Schauen wir uns die beiden Kontrahenten genauer an. 275, mittels zweier Abgasturbolader aus einem längs montierten V6 herausgekitzelte PS beim Jaguar ohne Zündkerzen stehen deren 286 beim BMW gegenüber. Hier sind die sechs Zylinder traditionell in Reihe angeordnet. Trotz dieser Diskrepanz im Motorenaufbau greifen beide Autos auf exakt 2.993 cm³ Hubraum zu. Bohrung und Hub sind mit je 84 und 90 Millimeter ebenso identisch wie die Antriebskonzepte der Mittelklasse-Limousinen.

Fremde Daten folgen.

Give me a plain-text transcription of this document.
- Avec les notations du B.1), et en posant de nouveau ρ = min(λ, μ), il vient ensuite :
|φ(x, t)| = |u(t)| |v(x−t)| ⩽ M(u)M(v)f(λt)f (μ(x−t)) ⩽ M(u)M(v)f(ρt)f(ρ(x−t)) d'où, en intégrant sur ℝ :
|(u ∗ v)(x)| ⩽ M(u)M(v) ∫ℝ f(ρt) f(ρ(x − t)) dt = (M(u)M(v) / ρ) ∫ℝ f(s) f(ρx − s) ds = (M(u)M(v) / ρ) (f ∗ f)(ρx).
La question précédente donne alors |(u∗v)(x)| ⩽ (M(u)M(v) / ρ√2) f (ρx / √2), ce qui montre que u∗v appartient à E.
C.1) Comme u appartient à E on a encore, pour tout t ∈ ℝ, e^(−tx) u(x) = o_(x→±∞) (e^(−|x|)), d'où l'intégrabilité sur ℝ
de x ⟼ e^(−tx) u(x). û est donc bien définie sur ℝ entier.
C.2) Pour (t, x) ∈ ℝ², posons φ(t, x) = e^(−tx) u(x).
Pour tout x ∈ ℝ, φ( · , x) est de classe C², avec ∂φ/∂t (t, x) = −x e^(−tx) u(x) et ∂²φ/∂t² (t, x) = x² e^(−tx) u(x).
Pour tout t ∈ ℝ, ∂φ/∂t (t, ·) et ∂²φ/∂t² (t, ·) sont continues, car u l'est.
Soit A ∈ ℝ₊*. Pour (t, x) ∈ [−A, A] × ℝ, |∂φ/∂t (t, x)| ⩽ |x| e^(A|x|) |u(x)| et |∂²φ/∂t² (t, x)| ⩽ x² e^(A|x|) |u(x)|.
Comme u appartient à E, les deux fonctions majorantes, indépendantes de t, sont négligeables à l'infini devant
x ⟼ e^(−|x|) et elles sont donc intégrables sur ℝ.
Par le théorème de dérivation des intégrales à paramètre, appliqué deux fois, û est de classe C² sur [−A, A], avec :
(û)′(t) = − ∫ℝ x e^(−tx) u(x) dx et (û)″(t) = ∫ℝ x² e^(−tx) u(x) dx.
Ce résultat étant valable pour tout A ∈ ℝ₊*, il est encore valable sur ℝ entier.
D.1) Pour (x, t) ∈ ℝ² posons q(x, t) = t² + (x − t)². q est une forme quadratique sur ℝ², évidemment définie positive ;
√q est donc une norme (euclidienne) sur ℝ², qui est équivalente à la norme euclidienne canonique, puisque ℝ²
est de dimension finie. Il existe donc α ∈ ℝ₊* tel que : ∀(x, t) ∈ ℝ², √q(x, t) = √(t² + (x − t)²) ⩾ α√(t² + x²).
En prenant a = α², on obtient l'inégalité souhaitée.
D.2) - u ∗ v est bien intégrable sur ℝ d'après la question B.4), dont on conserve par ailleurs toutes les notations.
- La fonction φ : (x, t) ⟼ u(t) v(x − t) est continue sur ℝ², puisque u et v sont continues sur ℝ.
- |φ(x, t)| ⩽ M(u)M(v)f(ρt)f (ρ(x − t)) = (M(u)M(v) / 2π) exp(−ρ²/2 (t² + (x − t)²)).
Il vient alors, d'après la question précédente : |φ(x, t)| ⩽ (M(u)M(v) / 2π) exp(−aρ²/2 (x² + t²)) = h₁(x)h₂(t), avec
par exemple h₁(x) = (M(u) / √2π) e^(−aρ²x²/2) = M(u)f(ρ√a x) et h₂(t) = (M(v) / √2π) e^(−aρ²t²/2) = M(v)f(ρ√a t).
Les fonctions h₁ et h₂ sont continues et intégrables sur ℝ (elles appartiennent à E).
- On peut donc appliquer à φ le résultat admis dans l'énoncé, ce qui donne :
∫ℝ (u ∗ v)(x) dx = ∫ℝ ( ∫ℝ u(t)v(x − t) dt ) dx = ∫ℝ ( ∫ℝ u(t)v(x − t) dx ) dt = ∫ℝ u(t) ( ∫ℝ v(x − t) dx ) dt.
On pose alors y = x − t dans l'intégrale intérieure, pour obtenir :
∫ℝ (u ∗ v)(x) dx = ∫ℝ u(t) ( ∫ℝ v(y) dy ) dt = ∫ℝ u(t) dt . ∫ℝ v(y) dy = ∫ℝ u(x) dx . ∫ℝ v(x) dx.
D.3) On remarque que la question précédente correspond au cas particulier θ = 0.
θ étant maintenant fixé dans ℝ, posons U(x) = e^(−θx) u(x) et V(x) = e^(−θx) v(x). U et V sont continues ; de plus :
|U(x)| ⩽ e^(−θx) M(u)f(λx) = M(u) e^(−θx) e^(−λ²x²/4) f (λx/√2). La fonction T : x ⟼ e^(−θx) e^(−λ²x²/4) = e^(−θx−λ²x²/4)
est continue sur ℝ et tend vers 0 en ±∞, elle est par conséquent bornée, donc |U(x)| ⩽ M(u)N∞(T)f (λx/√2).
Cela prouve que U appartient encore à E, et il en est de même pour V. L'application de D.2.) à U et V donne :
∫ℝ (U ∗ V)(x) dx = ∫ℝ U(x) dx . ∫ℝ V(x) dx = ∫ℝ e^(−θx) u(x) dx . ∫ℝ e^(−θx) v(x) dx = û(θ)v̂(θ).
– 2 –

Sowohl der BMW als auch der Jaguar beaufschlagen ausschließlich die Räder der Hinterachse mit einer satten Portion Drehmoment: Der BMW 535d stemmt bis zu 580, der XF V6 Diesel S gar bis zu 600 Newtonmeter auf die Kurbelwelle. Für die Kraftübertragung zeichnet hier wie da eine von ZF zugelieferte Automatik verantwortlich. Die Anwahl der sechs Fahrstufen erfolgt bei BMW mittels des inzwischen in allen Baureihen eingesetzten Vor-/Zurück-Wahlhebels, Jaguar vertraut auf einen noch futuristischer anmutenden, sich beim Ausschalten des Motors selbsttätig absenkenden metallenen Wahlknopf in der Mittelkonsole.

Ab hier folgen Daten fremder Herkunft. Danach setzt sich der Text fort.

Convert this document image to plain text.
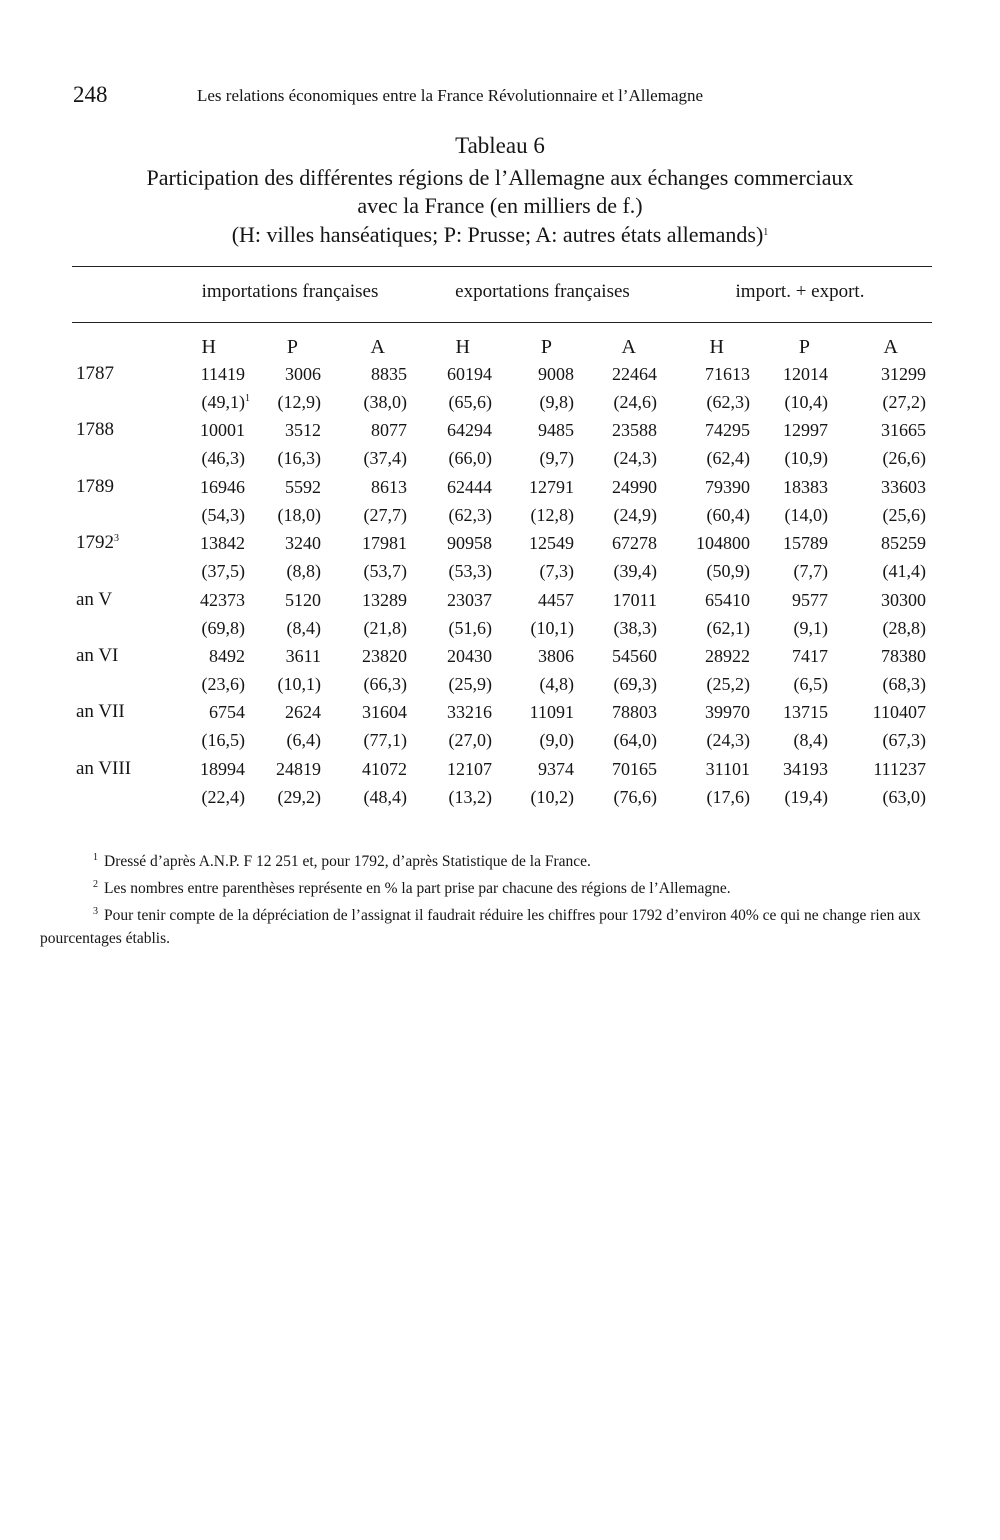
248	Les relations économiques entre la France Révolutionnaire et l’Allemagne
Tableau 6
Participation des différentes régions de l’Allemagne aux échanges commerciaux
avec la France (en milliers de f.)
(H: villes hanséatiques; P: Prusse; A: autres états allemands)$^1$
importations françaises	exportations françaises	import. + export.
H	P	A	H	P	A	H	P	A
1787	11419	3006	8835	60194	9008	22464	71613	12014	31299
$(49,1)^1$	(12,9)	(38,0)	(65,6)	(9,8)	(24,6)	(62,3)	(10,4)	(27,2)
1788	10001	3512	8077	64294	9485	23588	74295	12997	31665
(46,3)	(16,3)	(37,4)	(66,0)	(9,7)	(24,3)	(62,4)	(10,9)	(26,6)
1789	16946	5592	8613	62444	12791	24990	79390	18383	33603
(54,3)	(18,0)	(27,7)	(62,3)	(12,8)	(24,9)	(60,4)	(14,0)	(25,6)
1792$^3$	13842	3240	17981	90958	12549	67278	104800	15789	85259
(37,5)	(8,8)	(53,7)	(53,3)	(7,3)	(39,4)	(50,9)	(7,7)	(41,4)
an V	42373	5120	13289	23037	4457	17011	65410	9577	30300
(69,8)	(8,4)	(21,8)	(51,6)	(10,1)	(38,3)	(62,1)	(9,1)	(28,8)
an VI	8492	3611	23820	20430	3806	54560	28922	7417	78380
(23,6)	(10,1)	(66,3)	(25,9)	(4,8)	(69,3)	(25,2)	(6,5)	(68,3)
an VII	6754	2624	31604	33216	11091	78803	39970	13715	110407
(16,5)	(6,4)	(77,1)	(27,0)	(9,0)	(64,0)	(24,3)	(8,4)	(67,3)
an VIII	18994	24819	41072	12107	9374	70165	31101	34193	111237
(22,4)	(29,2)	(48,4)	(13,2)	(10,2)	(76,6)	(17,6)	(19,4)	(63,0)

$^1$ Dressé d’après A.N.P. F 12 251 et, pour 1792, d’après Statistique de la France.

$^2$ Les nombres entre parenthèses représente en % la part prise par chacune des régions de l’Allemagne.

$^3$ Pour tenir compte de la dépréciation de l’assignat il faudrait réduire les chiffres pour 1792 d’environ 40% ce qui ne change rien aux pourcentages établis.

Jaguar XF wiegt knapp unter 2 Tonnen

Dies und die sich im Ruhezustand wie von Geisterhand schließenden Belüftungsdüsen unterstreichen, dass der XF aller konzeptbedingter Ähnlichkeiten mit dem Fünfer zum Trotz das deutlich modernere, wenngleich auch etwas größere und viel schwerere Auto ist. Mit 4,96 Meter Länge bleibt er nur knapp unter der Fünf-Meter-Marke, mit 1.971 Kilo Lebendgewicht gerade noch unter der Zwei-Tonnen-Schmerzgrenze. Ohne die zum Performance Kit gehörenden 20-Zoll-Räder mit Mischbereifung kommt der Jaguar XF V6 Diesel mit rund 30 Kilo weniger übrigens kaum leichter. So oder so muss der Brite den Bayern in Sachen Leistungsgewicht ziehen lassen. Mit elf Pferdestärken mehr unter der Haube und 223 Kilo weniger auf den Rippen ist der Sieg des 535d in dieser Kategorie der sport auto-Wertung ausgemacht.

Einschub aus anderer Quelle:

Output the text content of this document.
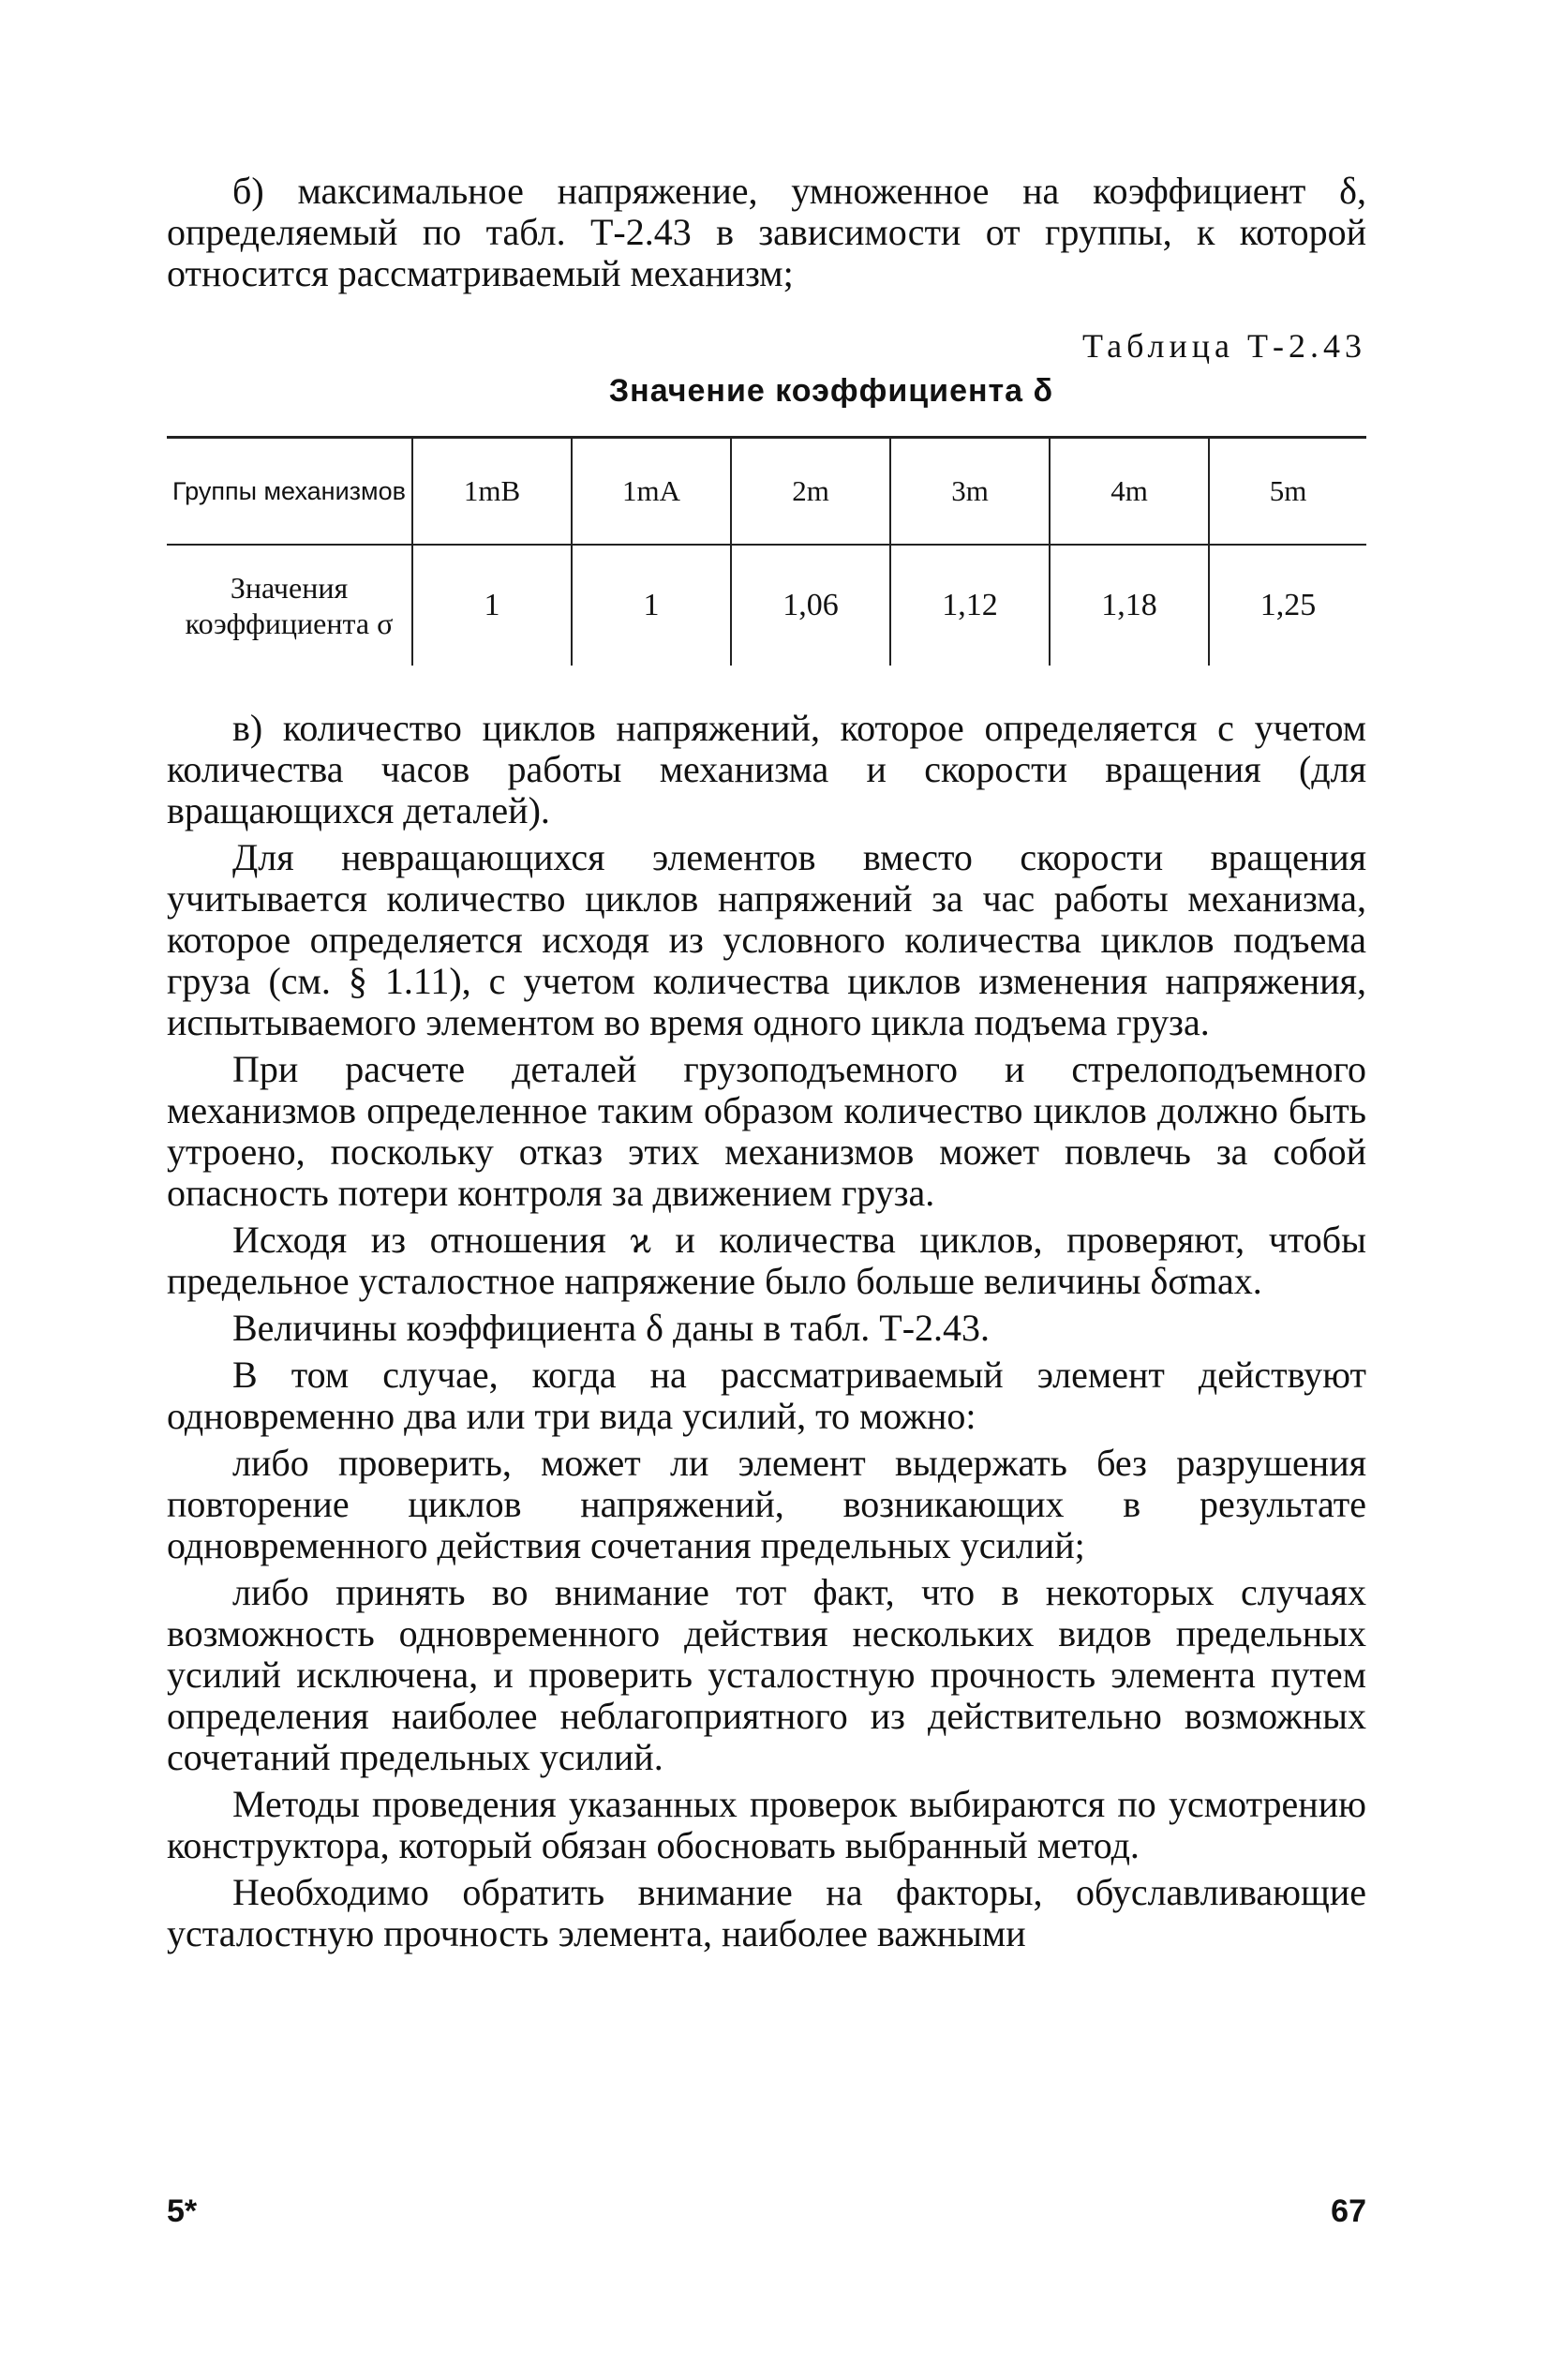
б) максимальное напряжение, умноженное на коэффициент δ, определяемый по табл. Т-2.43 в зависимости от группы, к которой относится рассматриваемый механизм;

Таблица Т-2.43
Значение коэффициента δ
Группы механизмов	1mB	1mA	2m	3m	4m	5m
Значения коэффициента σ	1	1	1,06	1,12	1,18	1,25

в) количество циклов напряжений, которое определяется с учетом количества часов работы механизма и скорости вращения (для вращающихся деталей).

Для невращающихся элементов вместо скорости вращения учитывается количество циклов напряжений за час работы механизма, которое определяется исходя из условного количества циклов подъема груза (см. § 1.11), с учетом количества циклов изменения напряжения, испытываемого элементом во время одного цикла подъема груза.

При расчете деталей грузоподъемного и стрелоподъемного механизмов определенное таким образом количество циклов должно быть утроено, поскольку отказ этих механизмов может повлечь за собой опасность потери контроля за движением груза.

Исходя из отношения ϰ и количества циклов, проверяют, чтобы предельное усталостное напряжение было больше величины δσmax.

Величины коэффициента δ даны в табл. Т-2.43.

В том случае, когда на рассматриваемый элемент действуют одновременно два или три вида усилий, то можно:

либо проверить, может ли элемент выдержать без разрушения повторение циклов напряжений, возникающих в результате одновременного действия сочетания предельных усилий;

либо принять во внимание тот факт, что в некоторых случаях возможность одновременного действия нескольких видов предельных усилий исключена, и проверить усталостную прочность элемента путем определения наиболее неблагоприятного из действительно возможных сочетаний предельных усилий.

Методы проведения указанных проверок выбираются по усмотрению конструктора, который обязан обосновать выбранный метод.

Необходимо обратить внимание на факторы, обуславливающие усталостную прочность элемента, наиболее важными

5*	67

Auch der Ausgang des Shootouts auf dem 2,6 Kilometer langen Kleinen Kurs in Hockenheim lässt für den Jaguar Böses ahnen. Tatsächlich zieht der mit Bridgestone Potenza RE050A-Reifen der moderaten Dimension 245/40 R18 rundum angetretene Senior aus München dem in der Normalfassung Dunlop SP Sport 01-bereiften Newcomer aus Coventry im badischen Rund locker davon: 1.19,6 Minuten beim BMW stehen deren 1.21.3 beim Jaguar gegenüber. Erst mit dem aufpreispflichtigen, das adaptierte Fahrwerk des XFR und 20 Zoll große, mit Dunlop Sport Maxx-Reifen der Dimension 255/35 vorn und 285/30 hinten bezogene Leichtmetallräder umfassenden Performance Kit pirscht sich der Brite ein gutes Stück näher an den Bayern heran: So gerüstet verliert der XF V6 Diesel S nurmehr neun Zehntelsekunden auf den 535d und realisiert eine in Anbetracht seines schlechteren Leistungsgewichts durchaus beachtliche Rundenzeit von 1.20,5 Minuten.

Schließlich muss der Jaguar mit jeder seiner Pferdestärken 7,2, der BMW hingegen nur 6,1 Kilogramm in Marsch setzen und halten. Träger anmuten tut doch der Engländer deshalb freilich nicht. Subjektiv würde man den XF Diesel grundsätzlich leichter wähnen, als er ist. Dem agilen Einlenken des großräumigen Viertürers folgt ein sachtes Mitlenken des mit einer markanten Chromspange versehenen Hecks. Dabei bleibt der Jaguar auch im Grenzbereich stets frei von Tücke. Die Arbeitsweise der ZF-Automatik überzeugt auf diesem Areal sowohl im Sport-Modus als auch unter Zuhilfenahme der am Lenkrad montierten Schaltpaddel zur Gänze. Und dass der Selbstzünder zu keiner Zeit als solcher zu erkennen ist, geht hier wie auch im Alltag als überaus sympathischer Charakterzug durch. Der BMW 535d legt diesbezüglich weniger Zurückhaltung an den Tag: Er dieselt vernehmlich, ist dafür aber auch überraschend drehfreudig. Das erklärt das deutlich bessere Abschneiden des Süddeutschen in der Sprint- und Elastizitätsprüfung.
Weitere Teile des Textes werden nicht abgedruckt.